Les précédentes techniques étaient cependant limitées par les contraintes de haute tension, réduisant la maîtrise du mouvement des molécules. L’équipe de la nouvelle étude propose un réseau de nanoélectrodes permettant d’ajuster la tension électrique à une fréquence spécifique, à la manière du réglage d’une radio AM. Ce contrôle fin permettrait de confiner les molécules d’ADN sans les endommager.

confinement adn
Les molécules d’ADN, initialement libres en solution (A), sont piégées dans des nanocavités sous l’effet du champ électrique (B), puis libérées par la mise à zéro du champ (C). © Matheus AS Pessôa etl al.

« Nous démontrons ici qu’il est possible de relever les principaux défis liés à la mise en œuvre d’un confinement basé sur un champ électrique modulé dans le temps via un déclenchement dynamique de réseaux d’électrodes nanométriques », précisent les chercheurs dans leur étude publiée dans la revue Science Advances.

Plus précisément, l’approche, baptisée « confinement électrocinétique », repose sur un ensemble de plaques parallèles. Les surfaces conductrices supérieures sont positionnées verticalement sur une surface inférieure comportant des réseaux de puits de nanoélectrodes. Ces derniers sont créés par gravure nanométrique d’une couche de nitrure de silicium recouvrant une couche conductrice sous-jacente.

En appliquant une tension de polarisation au système d’électrodes, un champ électrique est généré dans l’espace, les lignes de champ se concentrant à l’intérieur et autour des puits. Cela crée un champ électrique en forme d’entonnoir, confinant les molécules chargées électriquement à l’intérieur de ces cavités. D’après les chercheurs, outre le confinement, la plateforme permettrait également de libérer les molécules à volonté.

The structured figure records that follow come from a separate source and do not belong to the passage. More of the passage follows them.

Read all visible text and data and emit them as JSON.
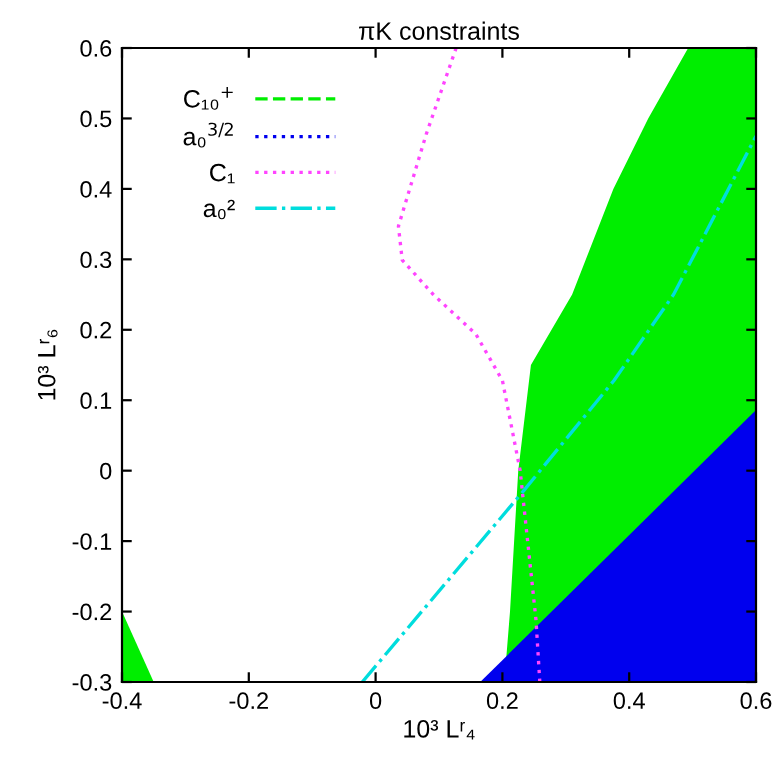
{
  "chart_data": {
    "type": "area",
    "title": "πK constraints",
    "xlabel": "10³ Lʳ₄",
    "ylabel": "10³ Lʳ₆",
    "xlim": [
      -0.4,
      0.6
    ],
    "ylim": [
      -0.3,
      0.6
    ],
    "xticks": [
      -0.4,
      -0.2,
      0,
      0.2,
      0.4,
      0.6
    ],
    "yticks": [
      -0.3,
      -0.2,
      -0.1,
      0,
      0.1,
      0.2,
      0.3,
      0.4,
      0.5,
      0.6
    ],
    "grid": false,
    "legend": "top left",
    "series": [
      {
        "name": "C₁₀$^{+}$",
        "color": "#00ee00",
        "line_style": "dashed",
        "x": [
          0.203,
          0.212,
          0.225,
          0.245,
          0.31,
          0.375,
          0.43,
          0.493,
          0.6,
          0.6
        ],
        "values": [
          -0.3,
          -0.2,
          0,
          0.15,
          0.25,
          0.4,
          0.5,
          0.6,
          0.6,
          -0.3
        ]
      },
      {
        "color": "#00ee00",
        "x": [
          -0.4,
          -0.35
        ],
        "values": [
          -0.2,
          -0.3
        ]
      },
      {
        "name": "a₀$^{3/2}$",
        "color": "#0000ee",
        "line_style": "dotted",
        "x": [
          0.165,
          0.6
        ],
        "values": [
          -0.3,
          0.086
        ]
      },
      {
        "name": "C₁",
        "type": "line",
        "color": "#ff44ff",
        "line_style": "dotted",
        "x": [
          0.127,
          0.08,
          0.036,
          0.042,
          0.091,
          0.158,
          0.2,
          0.228,
          0.253,
          0.259
        ],
        "values": [
          0.6,
          0.478,
          0.347,
          0.299,
          0.25,
          0.194,
          0.128,
          0.0,
          -0.212,
          -0.3
        ]
      },
      {
        "name": "a₀²",
        "type": "line",
        "color": "#00dddd",
        "line_style": "dashdot",
        "x": [
          -0.021,
          0.234,
          0.376,
          0.47,
          0.6
        ],
        "values": [
          -0.3,
          -0.028,
          0.128,
          0.25,
          0.475
        ]
      }
    ]
  }
}
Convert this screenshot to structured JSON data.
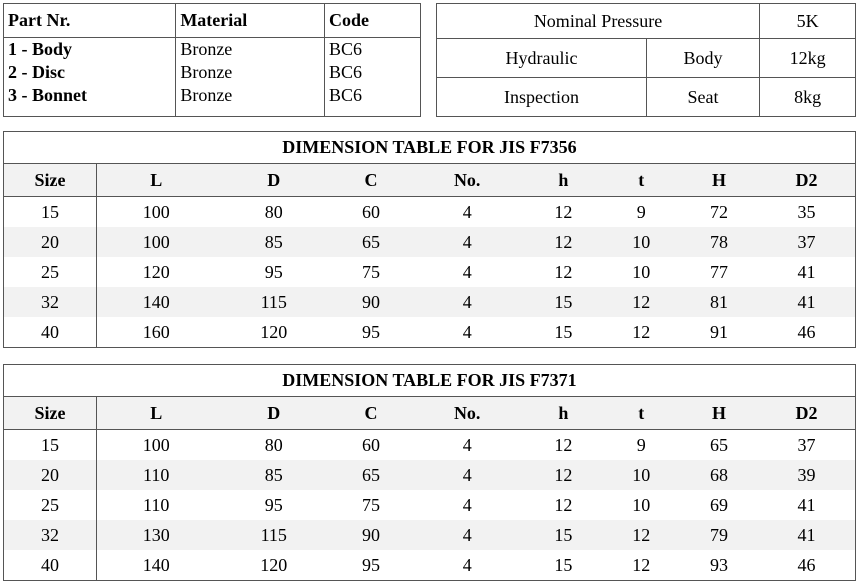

D’autre part, elle permettrait de contrôler le degré de confinement des molécules d’ADN et d’observer leur comportement en temps réel. La manipulation de l’ADN à l’échelle nanométrique pourrait aussi permettre de moduler certaines réactions chimiques spécifiques, telles que l’activation de liposomes — des vésicules lipidiques couramment utilisées pour l’administration de médicaments.

Les chercheurs estiment enfin que cette technologie pourrait servir à simuler des environnements cellulaires, faisant de ce dispositif un outil potentiel pour le diagnostic des maladies génétiques et l’étude des comportements de l’ADN au niveau moléculaire.